City pays Playmate $1.2M after jury rules she was victim of excessive force by NYPD

She stuck to her guns — and it paid off big time.

Busty former Playboy Playmate Stephanie Adams was awarded $1.2 million today after a Manhattan civil jury ruled she was the victim of excessive force by the NYPD.

“I waited six years for this,” an emotional Adams said after the jury gave her $350,000 more than her lawyer had asked for from the 2006 run-in with cops, which was sparked when a cabby told cops the first openly lesbian Playmate threatened to shoot him — even though she sat in the back of his cab in a skimpy, skintight outfit that could barely conceal a cigarette lighter.

The astrologer niece of a former New Jersey police commissioner, Adams said she was traumatized by the manhandling by cops and by having guns pointed at her — despite her own Web site indicating she has lots of experience handling weapons.

In one photo, she’s behind the wheel of an NYPD patrol car, in others she’s shooting rifles — and in another (left), she’s dressed as a foxy cop, wearing short shorts and a midriff-baring low-cut top with a police belt and hat, while holding up a 9mm handgun.

The city had contended police followed proper procedure and Adams’ claims of being traumatized by the incident were overblown — citing the sexy pictures of the former centerfold with guns on her Web site, Goddessy.com.

A juror who asked not to be identified called the pictures “a smokescreen,” and said that for the panel, the smoking gun was the spine and neck injuries the spirituality writer suffered in the incident.

“No one should be treated that way,” the juror said.

“I’m very gratified,” the lanky beauty said, adding that for her, the case wasn’t about cash, “it was about justice.”

Adams testified that the driver started cursing at her and threatening her, so she called 911 for help — and the crazed cabby followed suit, but made up a tale that she had threatened to shoot him.

Five officers were sent to the scene on high alert, and Adams had several guns pointed at her by plainclothes cops.

She testified that they searched her bags and, despite her following their orders not to move and to keep her hands up, one of them shoved her face down in the street, and kept her there with pressure on her neck and her lower back.

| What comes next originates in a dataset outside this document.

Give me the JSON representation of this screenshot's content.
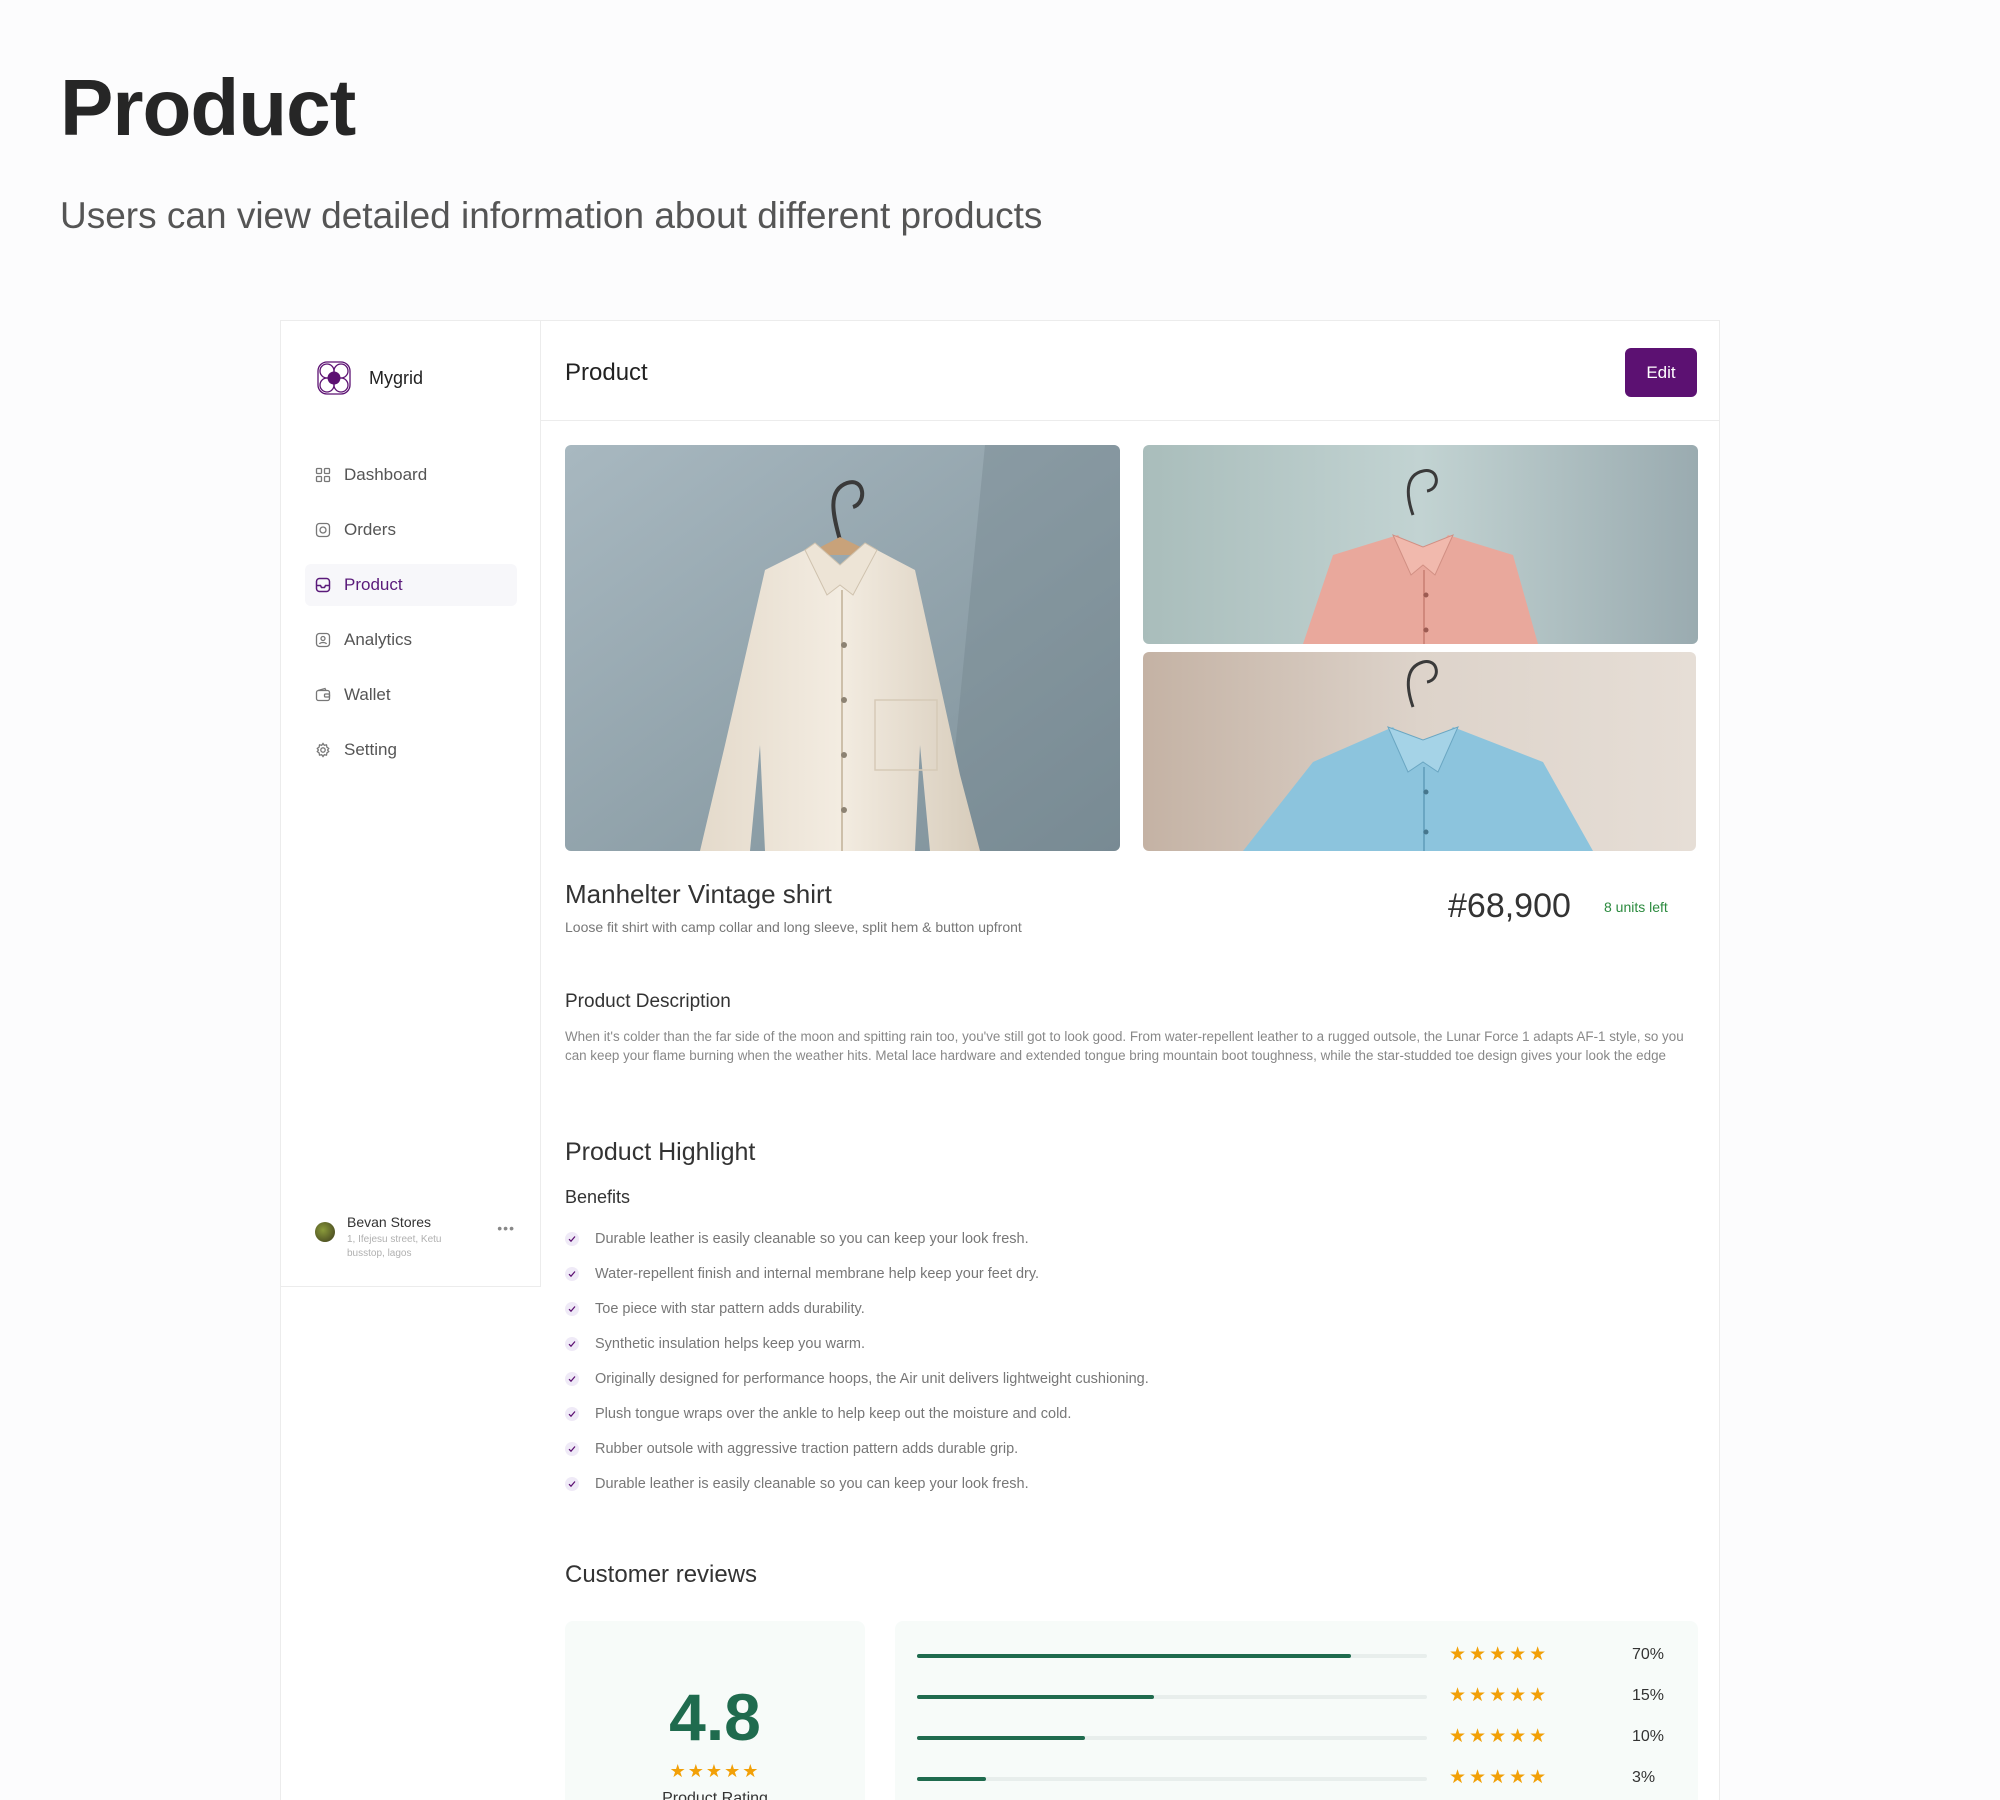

He “mashed my face,” she testified.

Sgt. John Rajan testified that she had obeyed his order not to move, but didn’t react when he told her to lieon the ground, so he had to make her do so with “a controlled drop to the ground.”

“We didn’t know if she had a firearm,” Rajan testified — but he seemed to stumble when he was asked by trial lawyer Nina Neumunz why he hadn’t just put her up against a car or a wall to frisk her.